Fakat dindar ve muhafazakâr çevrelerin, 12 Eylül 2010 tarihinde ki Anayasa değişikliği paketini, ‘’sayısal çoğunluğu ele geçirme gayreti’’ olarak ifade etmeleri ve böyle bir gerekçenin arkasına sığınarak büyük bir reform niteliğindeki bu değişikliklere karşı çıkmalarının hiçbir anlamı yoktur ve asla kabul edilemez. Mademki milletin teveccühü hep sağ iktidarlara olmuştur. Bu asil millet CHP zihniyetini de kendi ile hür iradesi ile iktidara getiremeyecektir. Böyle bir muhalefet olsa olsa bir parti taassubu ve çok dehşetli ve vahim bir tarafgirlikten kaynaklanabilir. Bunun başka türlü bir izahı olamaz.
Çünkü şahıslar ve partiler geçicidir. Ak Parti ve Recep Tayyip Erdoğan bugün var ve yarın yok. Bundan önce olduğu gibi Türkiye’de siyaset çok dinamiktir ve kendi içinde çok kısa sürede değişim ve dönüşüm geçirme kabiliyetine sahiptir. Yakın tarihte bunun çok canlı örneklerini hep beraber yaşadık. O zaman dindar ve muhafazakâr bir şahsın kendi hür iradesi ile böyle bir kaygının içinde bulunması ve demokratik yapıyı güçlendiren böyle önemli değişikliklere karşı çıkması mümkün değildir. Fakat başka fikir ve düşüncelerle enfekte olmuş bir zihniyet için, elbette bir şey söylemek durumunda değiliz.
Kaldı ki, 12 Eylül 2010 Referandumu ile yapılan değişiklikler bu önemli Anayasal kurumlar, siyasi etkilerden en az etkilenecek şekilde yeniden yapılandırılmış ve kendi üyelerinin hukuk zeminlerinde yapacakları seçimler sonucu yönetimlerini ve kurullarını daha hür bir ortamda belirlemelerinin yolu açılmıştır. Bunun en canlı misali de HSYK üyelerinin seçiminde yapılan düzenlemedir. Bu seçimlerde hâkim ve savcılara hem aday olma ve hem de oy kullanma hakkı verilmiş ve kendi kurullarını bu seçimlerin sonunda kendileri belirlemişlerdir.

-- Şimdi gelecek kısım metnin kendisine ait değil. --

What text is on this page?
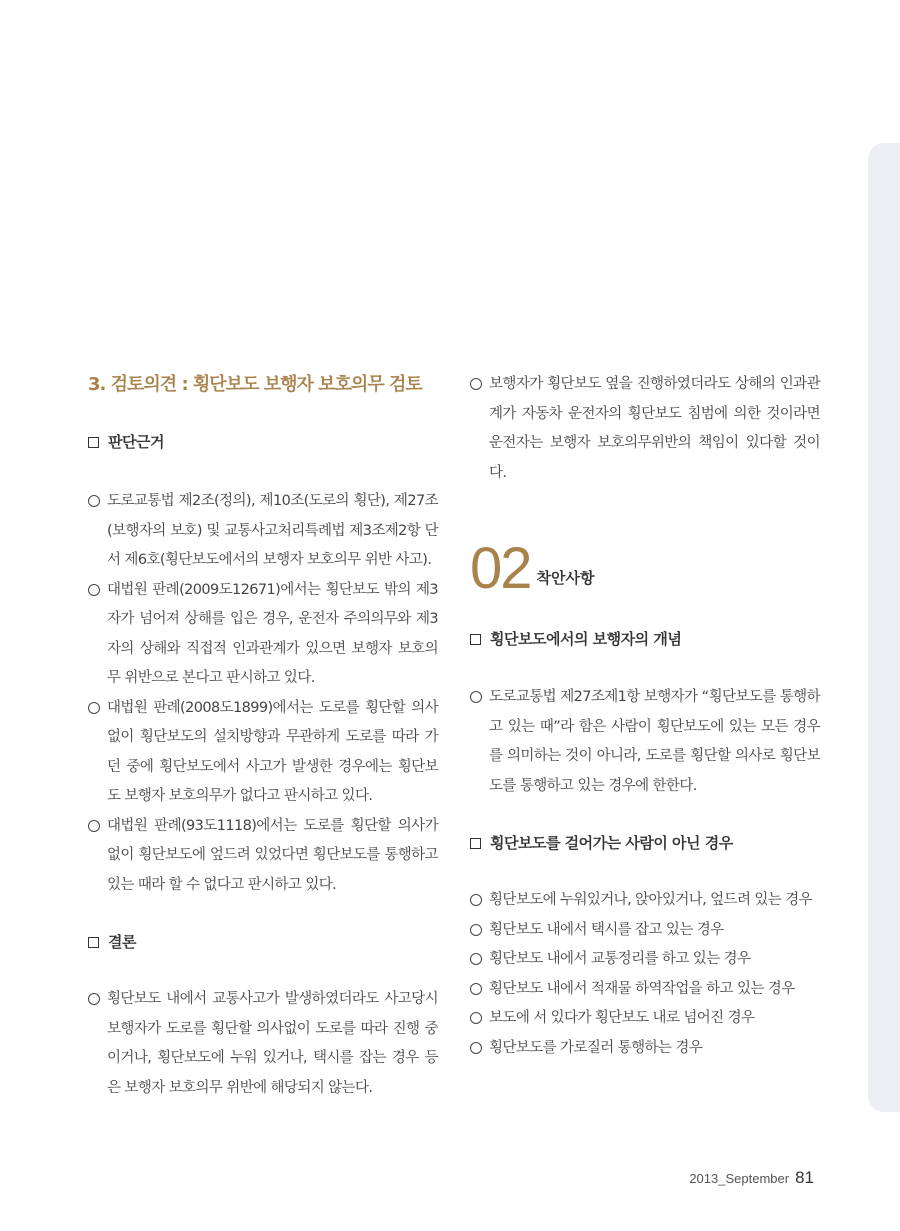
3. 검토의견 : 횡단보도 보행자 보호의무 검토
판단근거
도로교통법 제2조(정의), 제10조(도로의 횡단), 제27조(보행자의 보호) 및 교통사고처리특례법 제3조제2항 단서 제6호(횡단보도에서의 보행자 보호의무 위반 사고).
대법원 판례(2009도12671)에서는 횡단보도 밖의 제3자가 넘어져 상해를 입은 경우, 운전자 주의의무와 제3자의 상해와 직접적 인과관계가 있으면 보행자 보호의무 위반으로 본다고 판시하고 있다.
대법원 판례(2008도1899)에서는 도로를 횡단할 의사없이 횡단보도의 설치방향과 무관하게 도로를 따라 가던 중에 횡단보도에서 사고가 발생한 경우에는 횡단보도 보행자 보호의무가 없다고 판시하고 있다.
대법원 판례(93도1118)에서는 도로를 횡단할 의사가 없이 횡단보도에 엎드려 있었다면 횡단보도를 통행하고 있는 때라 할 수 없다고 판시하고 있다.
결론
횡단보도 내에서 교통사고가 발생하였더라도 사고당시 보행자가 도로를 횡단할 의사없이 도로를 따라 진행 중이거나, 횡단보도에 누워 있거나, 택시를 잡는 경우 등은 보행자 보호의무 위반에 해당되지 않는다.
보행자가 횡단보도 옆을 진행하였더라도 상해의 인과관계가 자동차 운전자의 횡단보도 침범에 의한 것이라면 운전자는 보행자 보호의무위반의 책임이 있다할 것이다.
02 착안사항
횡단보도에서의 보행자의 개념
도로교통법 제27조제1항 보행자가 “횡단보도를 통행하고 있는 때”라 함은 사람이 횡단보도에 있는 모든 경우를 의미하는 것이 아니라, 도로를 횡단할 의사로 횡단보도를 통행하고 있는 경우에 한한다.
횡단보도를 걸어가는 사람이 아닌 경우
횡단보도에 누워있거나, 앉아있거나, 엎드려 있는 경우
횡단보도 내에서 택시를 잡고 있는 경우
횡단보도 내에서 교통정리를 하고 있는 경우
횡단보도 내에서 적재물 하역작업을 하고 있는 경우
보도에 서 있다가 횡단보도 내로 넘어진 경우
횡단보도를 가로질러 통행하는 경우
2013_September 81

Buna karşı çıkmanın demokratik bir anlamı yoktur ve olamaz.
Yine bu referandumun sonunda Yüksek Askeri Şura kararı ile ordudan atılan, açlığa ve sefalete mahkûm edilen subaylar için de özlük haklarına kavuşmanın yolu açılmış ve bu karar da uygulanmıştır. İnşallah bu düzenlemelerin sonucunda bazı subayların sırf dindar oldukları için, hiçbir suçları olmadığı halde ordu ile ilişiklerinin kesilmesi uygulamaları da son bulmuştur. Bu kadar hayırlı ve güzel gelişmeler ve hizmetler ancak alkışlanır ve buna sebep olanlara dua edilir.

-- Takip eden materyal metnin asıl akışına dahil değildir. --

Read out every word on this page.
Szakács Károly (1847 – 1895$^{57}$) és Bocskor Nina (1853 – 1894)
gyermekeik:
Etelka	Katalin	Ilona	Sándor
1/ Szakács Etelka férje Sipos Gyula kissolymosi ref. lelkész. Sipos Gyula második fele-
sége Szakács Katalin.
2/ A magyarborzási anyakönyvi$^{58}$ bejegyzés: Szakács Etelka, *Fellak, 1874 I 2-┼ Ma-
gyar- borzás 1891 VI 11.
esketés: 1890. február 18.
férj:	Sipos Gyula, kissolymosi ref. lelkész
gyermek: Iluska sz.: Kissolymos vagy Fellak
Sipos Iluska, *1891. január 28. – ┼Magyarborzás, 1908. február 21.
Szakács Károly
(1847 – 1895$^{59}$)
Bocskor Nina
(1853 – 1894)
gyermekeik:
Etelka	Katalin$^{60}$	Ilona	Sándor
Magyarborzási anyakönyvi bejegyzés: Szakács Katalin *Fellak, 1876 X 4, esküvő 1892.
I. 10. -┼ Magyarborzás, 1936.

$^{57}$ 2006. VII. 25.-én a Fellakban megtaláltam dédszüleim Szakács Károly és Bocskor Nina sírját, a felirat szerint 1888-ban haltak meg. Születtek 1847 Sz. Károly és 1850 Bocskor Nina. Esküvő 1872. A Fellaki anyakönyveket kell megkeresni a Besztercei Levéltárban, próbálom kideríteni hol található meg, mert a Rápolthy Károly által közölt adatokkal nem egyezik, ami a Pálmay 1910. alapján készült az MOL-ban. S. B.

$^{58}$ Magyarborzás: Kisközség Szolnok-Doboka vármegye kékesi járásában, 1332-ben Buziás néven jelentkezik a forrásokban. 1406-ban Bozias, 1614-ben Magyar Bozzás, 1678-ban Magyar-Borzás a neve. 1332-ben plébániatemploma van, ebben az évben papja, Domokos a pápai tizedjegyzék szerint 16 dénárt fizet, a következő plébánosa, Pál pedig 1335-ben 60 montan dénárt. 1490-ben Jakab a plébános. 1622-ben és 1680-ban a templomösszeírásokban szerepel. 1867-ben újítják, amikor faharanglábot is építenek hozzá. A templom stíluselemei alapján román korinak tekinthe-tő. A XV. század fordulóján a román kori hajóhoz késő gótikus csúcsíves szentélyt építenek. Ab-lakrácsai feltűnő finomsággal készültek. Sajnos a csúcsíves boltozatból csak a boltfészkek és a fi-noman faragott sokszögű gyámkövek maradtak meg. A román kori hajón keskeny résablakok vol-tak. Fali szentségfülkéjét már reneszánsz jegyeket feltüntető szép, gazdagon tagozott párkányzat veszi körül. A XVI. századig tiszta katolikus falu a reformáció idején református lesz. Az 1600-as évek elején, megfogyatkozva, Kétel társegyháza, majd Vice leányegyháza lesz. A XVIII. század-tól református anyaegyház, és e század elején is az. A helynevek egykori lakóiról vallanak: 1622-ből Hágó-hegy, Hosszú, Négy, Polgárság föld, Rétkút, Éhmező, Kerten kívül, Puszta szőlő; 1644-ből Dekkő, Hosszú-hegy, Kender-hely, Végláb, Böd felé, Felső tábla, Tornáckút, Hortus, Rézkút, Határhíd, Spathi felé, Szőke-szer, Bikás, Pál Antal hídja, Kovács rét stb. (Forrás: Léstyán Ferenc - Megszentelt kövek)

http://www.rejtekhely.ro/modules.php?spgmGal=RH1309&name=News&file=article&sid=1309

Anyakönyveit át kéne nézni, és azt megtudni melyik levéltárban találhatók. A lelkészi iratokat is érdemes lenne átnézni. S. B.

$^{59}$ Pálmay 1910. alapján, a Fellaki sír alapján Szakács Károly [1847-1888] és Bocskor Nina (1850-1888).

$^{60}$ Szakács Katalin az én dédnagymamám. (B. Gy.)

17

Biz bu konu ile ilgili olarak 12 Eylül 2010 referandumu öncesinde çok sayıda makale yazmış ve bu konudaki görüşlerimizi detaylı olarak ifade etmiştik. Bu makaleler Risale Haber arşivlerinde mevcuttur ve dileyen okuyucularımız yeniden gözden geçirebilirler.

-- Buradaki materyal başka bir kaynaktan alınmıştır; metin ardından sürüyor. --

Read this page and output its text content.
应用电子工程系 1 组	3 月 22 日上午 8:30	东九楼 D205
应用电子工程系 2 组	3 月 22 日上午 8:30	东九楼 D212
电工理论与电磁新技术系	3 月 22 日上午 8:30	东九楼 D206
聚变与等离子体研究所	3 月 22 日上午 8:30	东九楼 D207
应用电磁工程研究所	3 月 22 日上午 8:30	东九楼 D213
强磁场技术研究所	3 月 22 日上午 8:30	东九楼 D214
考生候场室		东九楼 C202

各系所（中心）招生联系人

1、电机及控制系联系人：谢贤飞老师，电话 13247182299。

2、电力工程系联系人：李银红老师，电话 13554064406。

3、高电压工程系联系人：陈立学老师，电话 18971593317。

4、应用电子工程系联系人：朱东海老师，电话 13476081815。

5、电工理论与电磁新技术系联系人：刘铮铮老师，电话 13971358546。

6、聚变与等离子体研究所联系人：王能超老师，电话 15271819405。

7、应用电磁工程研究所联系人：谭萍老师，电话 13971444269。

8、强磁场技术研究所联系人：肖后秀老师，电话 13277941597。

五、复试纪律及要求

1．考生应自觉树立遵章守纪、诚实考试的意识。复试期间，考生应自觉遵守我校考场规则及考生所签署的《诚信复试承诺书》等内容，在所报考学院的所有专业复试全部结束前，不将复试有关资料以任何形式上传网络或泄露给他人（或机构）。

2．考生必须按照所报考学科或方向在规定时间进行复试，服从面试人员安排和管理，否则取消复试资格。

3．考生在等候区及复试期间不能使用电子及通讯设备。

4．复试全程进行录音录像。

Yapılan bunca müspet ve hayırlı gelişmeye rağmen, bütünüyle yepyeni ve tam demokratik bir Anayasa yapmanın zarureti asla ortadan kalkmamıştır. Türkiye Cumhuriyeti, 89 yıllık tarihine rağmen, hep olağanüstü dönemlerde yapılan Anayasalar ile idare edilmiştir. Bugüne kadar tek başına dört parti iktidara gelmiş ve bu partiler zaman zaman yüzde ellinin üzerinde oy alarak seçimleri kazanmışlardır.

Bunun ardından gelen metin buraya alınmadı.